Mexico’s National Hydrocarbons Commission (CNH) postponed two onshore bid rounds and a farmout tender for operating stakes in upstream blocks held by national oil company Petróleos Mexicanos (Pemex) until the first half of 2019.
The postponements, which were requested by the Energy Ministry (Sener), were unanimously approved by commissioners in an extraordinary session on Wednesday. The tenders were originally scheduled to occur later this year.
Under the new timeline, the deadline for paying sign-up fees for all three bidding processes is Jan. 8, which is also the last day that interested firms can access the tenders’ respective data rooms.

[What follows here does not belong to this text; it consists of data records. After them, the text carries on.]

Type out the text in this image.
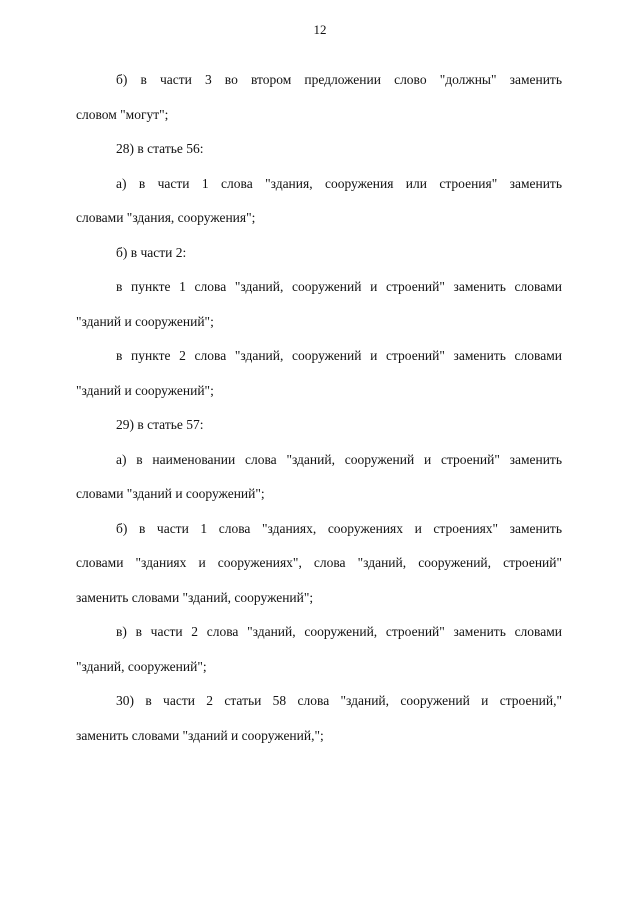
12

б) в части 3 во втором предложении слово "должны" заменить
словом "могут";

28) в статье 56:

а) в части 1 слова "здания, сооружения или строения" заменить
словами "здания, сооружения";

б) в части 2:

в пункте 1 слова "зданий, сооружений и строений" заменить словами
"зданий и сооружений";

в пункте 2 слова "зданий, сооружений и строений" заменить словами
"зданий и сооружений";

29) в статье 57:

а) в наименовании слова "зданий, сооружений и строений" заменить
словами "зданий и сооружений";

б) в части 1 слова "зданиях, сооружениях и строениях" заменить
словами "зданиях и сооружениях", слова "зданий, сооружений, строений"
заменить словами "зданий, сооружений";

в) в части 2 слова "зданий, сооружений, строений" заменить словами
"зданий, сооружений";

30) в части 2 статьи 58 слова "зданий, сооружений и строений,"
заменить словами "зданий и сооружений,";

Offers for all three tenders are now due on Feb. 14.
The previous deadline for onshore bid rounds 3.2 and 3.3 was Sept. 27, while offers for the Pemex farmout tender, which makes available operating interests in seven licenses currently held by the NOC in southern Mexico, were due Oct. 31.
Martín Álvarez, head of the CNH’s legal unit, said that interested firms have requested more time to verify information obtained in the data rooms, and to prepare the necessary documentation to participate.

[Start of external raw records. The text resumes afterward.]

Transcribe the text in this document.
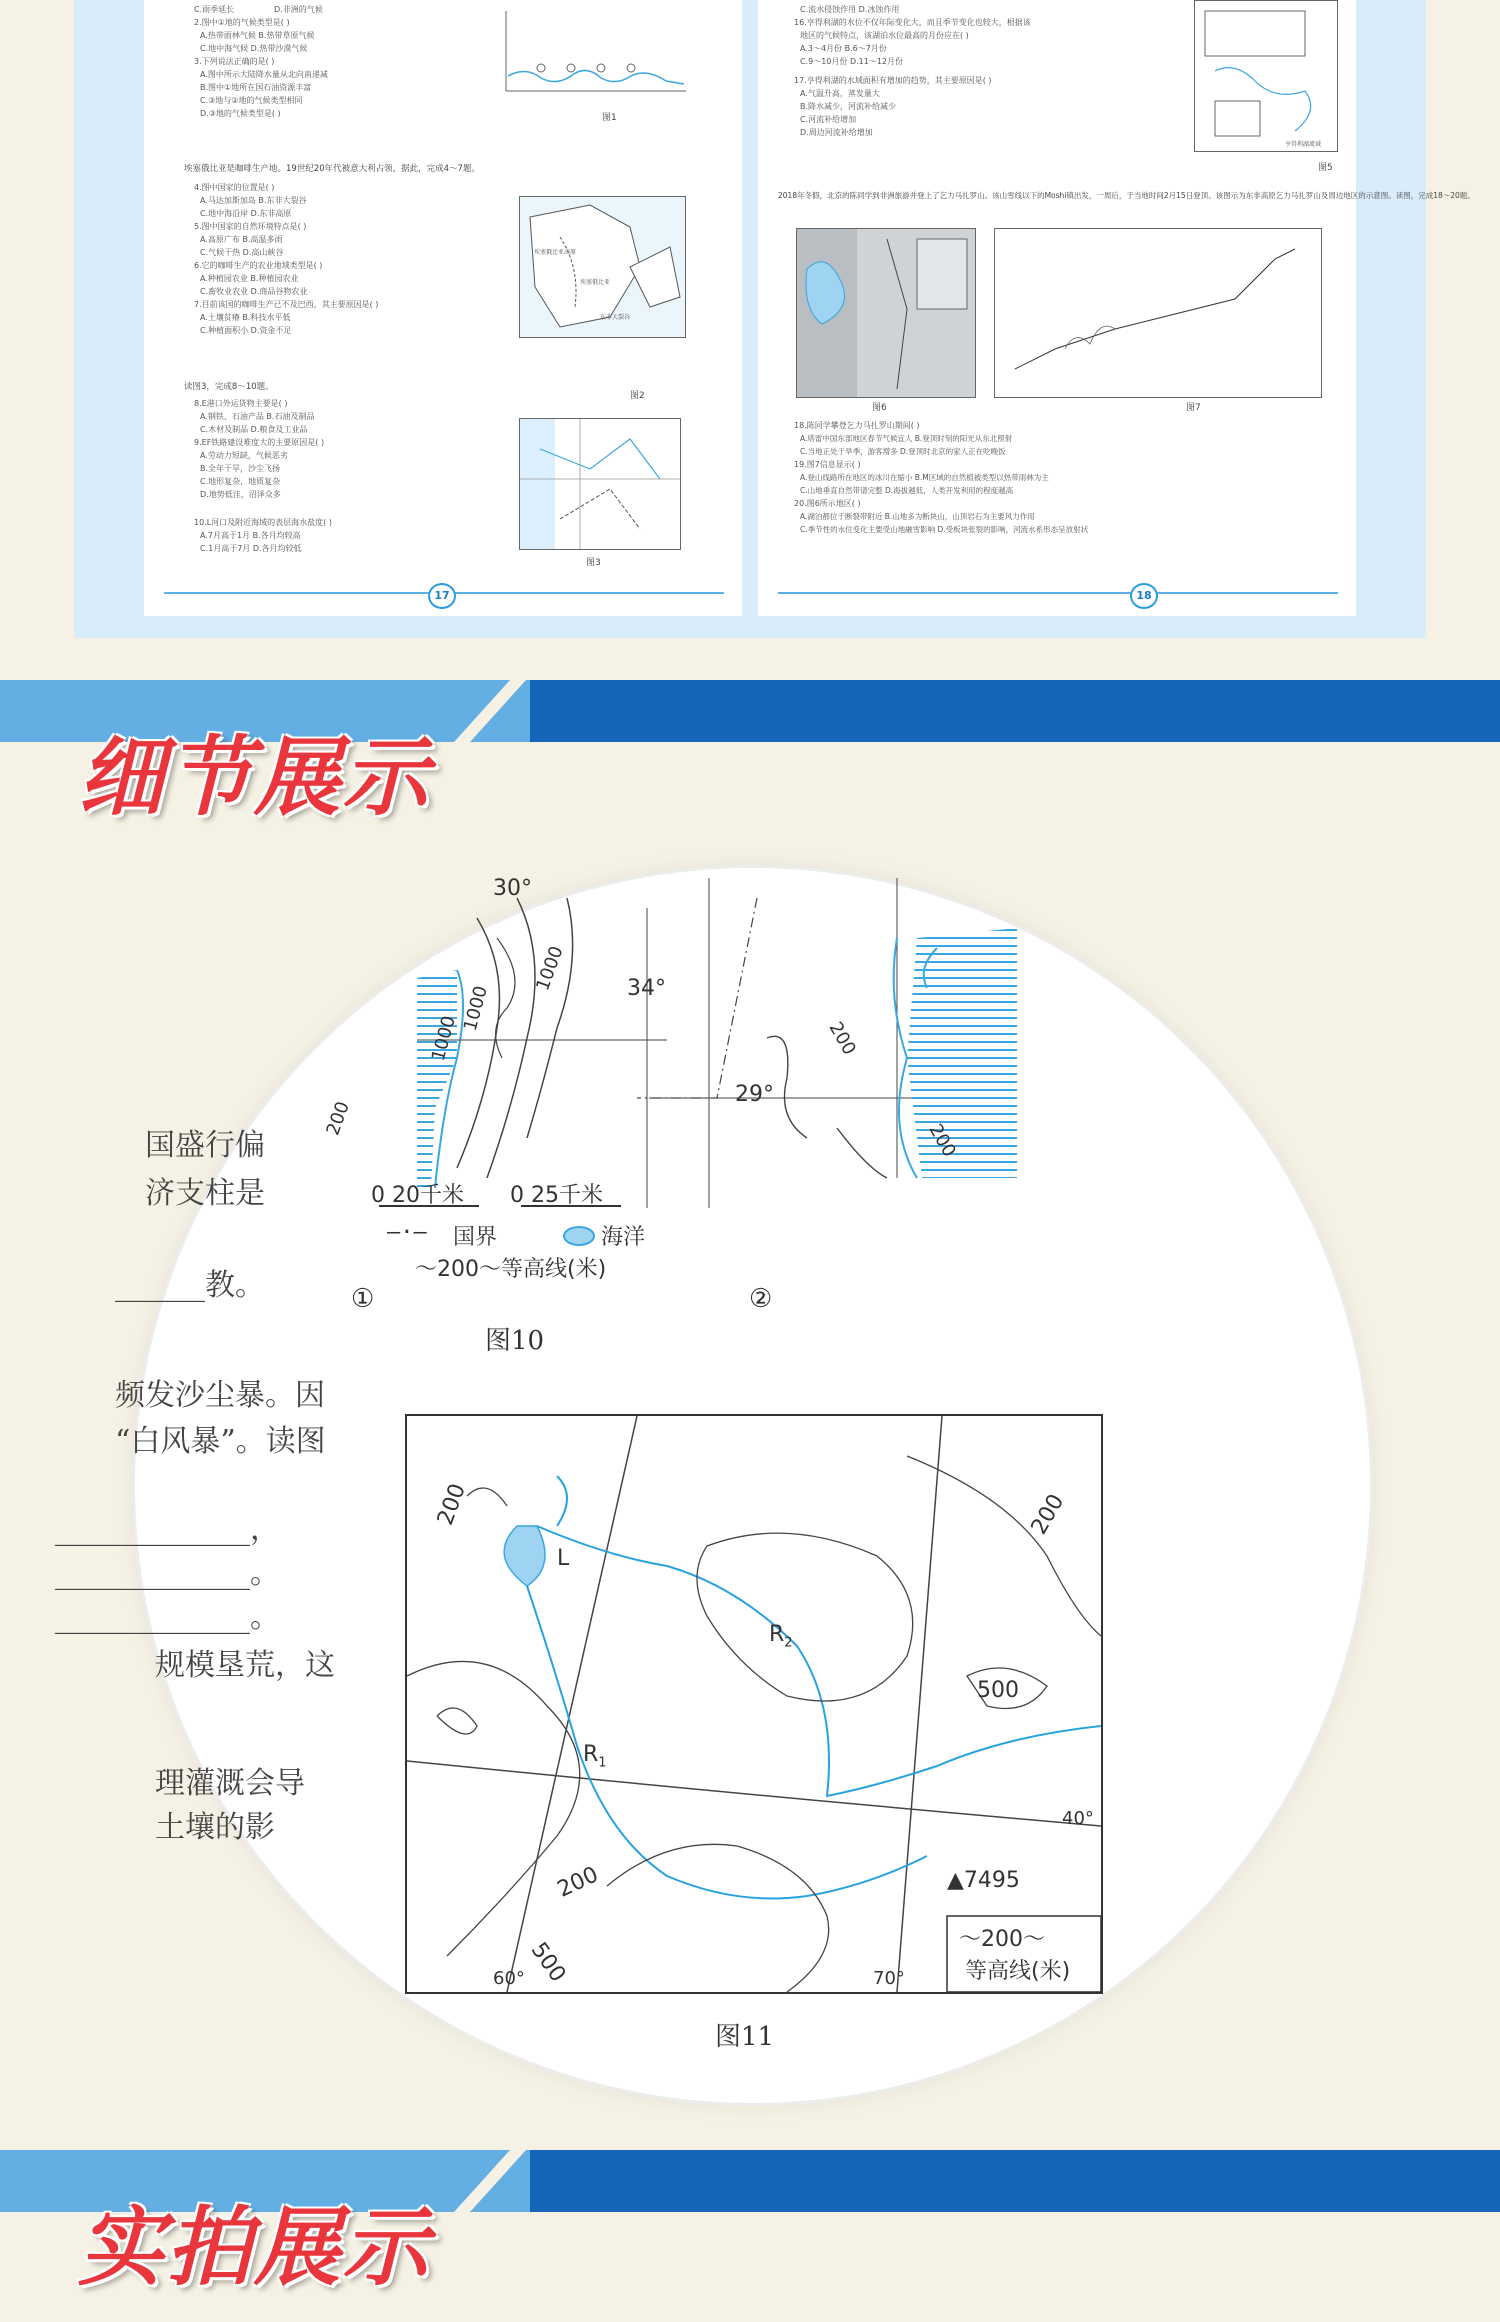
C.雨季延长	D.非洲的气候
2.图中①地的气候类型是( )
A.热带雨林气候 B.热带草原气候
C.地中海气候 D.热带沙漠气候
3.下列说法正确的是( )
A.图中所示大陆降水量从北向南递减
B.图中①地所在国石油资源丰富
C.③地与②地的气候类型相同
D.③地的气候类型是( )	图1
埃塞俄比亚是咖啡生产地。19世纪20年代被意大利占领，据此，完成4～7题。
4.图中国家的位置是( )
A.马达加斯加岛 B.东非大裂谷
C.地中海沿岸 D.东非高原
5.图中国家的自然环境特点是( )
A.高原广布 B.高温多雨
C.气候干热 D.高山峡谷
6.它的咖啡生产的农业地域类型是( )
A.种植园农业 B.种植园农业
C.畜牧业农业 D.商品谷物农业
7.目前该国的咖啡生产已不及巴西，其主要原因是( )
A.土壤贫瘠 B.科技水平低
C.种植面积小 D.资金不足
埃塞俄比亚高原
埃塞俄比亚
东非大裂谷
图2
读图3，完成8～10题。
8.E港口外运货物主要是( )
A.钢铁、石油产品 B.石油及制品
C.木材及制品 D.粮食及工业品
9.EF铁路建设难度大的主要原因是( )
A.劳动力短缺，气候恶劣
B.全年干旱，沙尘飞扬
C.地形复杂，地质复杂
D.地势低洼，沼泽众多
10.L河口及附近海域的表层海水盐度( )
A.7月高于1月 B.各月均较高
C.1月高于7月 D.各月均较低
图3
17
C.流水侵蚀作用 D.冰蚀作用
16.亨得利湖的水位不仅年际变化大，而且季节变化也较大，根据该
地区的气候特点，该湖泊水位最高的月份应在( )
A.3～4月份 B.6～7月份
C.9～10月份 D.11～12月份
17.亨得利湖的水域面积有增加的趋势，其主要原因是( )
A.气温升高，蒸发量大
B.降水减少，河流补给减少
C.河流补给增加
D.周边河流补给增加
亨得利湖流域
图5
2018年冬假，北京的陈同学到非洲旅游并登上了乞力马扎罗山。该山雪线以下的Moshi镇出发，一周后，于当地时间2月15日登顶。该图示为东非高原乞力马扎罗山及周边地区的示意图。读图，完成18～20题。
图6	图7
18.陈同学攀登乞力马扎罗山期间( )
A.塔雷中国东部地区春节气候宜人 B.登顶时刻的阳光从东北照射
C.当地正处于旱季，游客增多 D.登顶时北京的家人正在吃晚饭
19.图7信息显示( )
A.登山线路所在地区的冰川在缩小 B.M区域的自然植被类型以热带雨林为主
C.山地垂直自然带谱完整 D.海拔越低，人类开发利用的程度越高
20.图6所示地区( )
A.湖泊都位于断裂带附近 B.山地多为断块山，山顶岩石为主要风力作用
C.季节性的水位变化主要受山地融雪影响 D.受板块张裂的影响，河流水系形态呈放射状
18
细节展示
国盛行偏
济支柱是
______教。
频发沙尘暴。因
“白风暴”。读图
_____________，
_____________。
_____________。
规模垦荒，这
理灌溉会导
土壤的影
30°
34°
29°
1000
1000
1000
200
200
200
0 20千米 0 25千米
—·— 国界	海洋
～200～等高线(米)
①	②
图10
L
$R_1$
$R_2$
200	200
200
500
500
40°
60°	70°
▲7495
～200～
等高线(米)
图11
实拍展示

CNH President Juan Carlos Zepeda said he viewed the time extension as “positive,” citing a desire to ensure participation by the maximum possible number of companies, and to allow president-elect Andrés Manuel López Obrador’s incoming administration time to review all contracts awarded through previous bid rounds held under the current government.
Lopez Obrador won the presidency in a landslide July 1 victory, and will take office Dec.1.

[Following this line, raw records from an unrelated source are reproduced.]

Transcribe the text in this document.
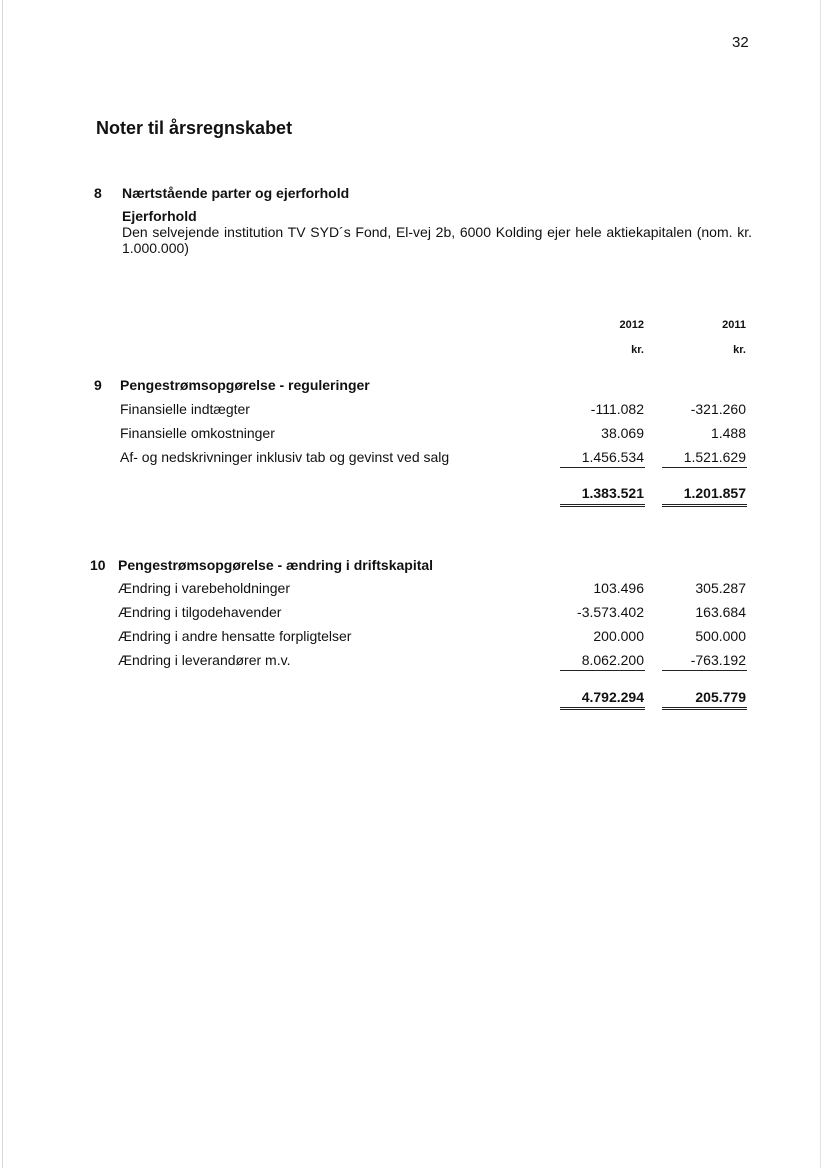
32
Noter til årsregnskabet
8 Nærtstående parter og ejerforhold
Ejerforhold
Den selvejende institution TV SYD´s Fond, El-vej 2b, 6000 Kolding ejer hele aktiekapitalen (nom. kr. 1.000.000)
2012	2011
kr.	kr.
9 Pengestrømsopgørelse - reguleringer
Finansielle indtægter	-111.082	-321.260
Finansielle omkostninger	38.069	1.488
Af- og nedskrivninger inklusiv tab og gevinst ved salg	1.456.534	1.521.629
1.383.521	1.201.857
10 Pengestrømsopgørelse - ændring i driftskapital
Ændring i varebeholdninger	103.496	305.287
Ændring i tilgodehavender	-3.573.402	163.684
Ændring i andre hensatte forpligtelser	200.000	500.000
Ændring i leverandører m.v.	8.062.200	-763.192
4.792.294	205.779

The process of reviewing the contracts, a campaign pledge of López Obrador’s, could take weeks or even months, Zepeda said. Zepeda indicated that local content requirements for the upcoming rounds could be increased as well, a move that has been advocated in the Mexican press.
Following the announcement of the postponement, Gonzalo Monroy, managing director of Mexico City-based energy consultancy GMEC, tweeted that the move was “expected,” and that it was driven more by “contractual things” than by “issues with the political environment.”
“It seems to me that [the extension] sends a message of certainty to those who have signed up, or those who plan to sign up,” said commissioner Héctor Alberto Acosta.
Round 3.2 places on offer 37 onshore conventional blocks, of which 21 are located in the Burgos Basin, which is Mexico’s leading non-associated gas-producing basin. To date, 12 firms have begun the prequalification process.
Round 3.3 includes acreage targeting both conventional and shale resources. So far, only Pemex has begun prequalification for this round.
Six firms have begun prequalification for the farmout tender, which pertains to seven blocks combining multiple fields in the southern states of Veracruz, Tabasco and Chiapas that contain a combined 392 million boe of proven, probable and possible (3P) reserves.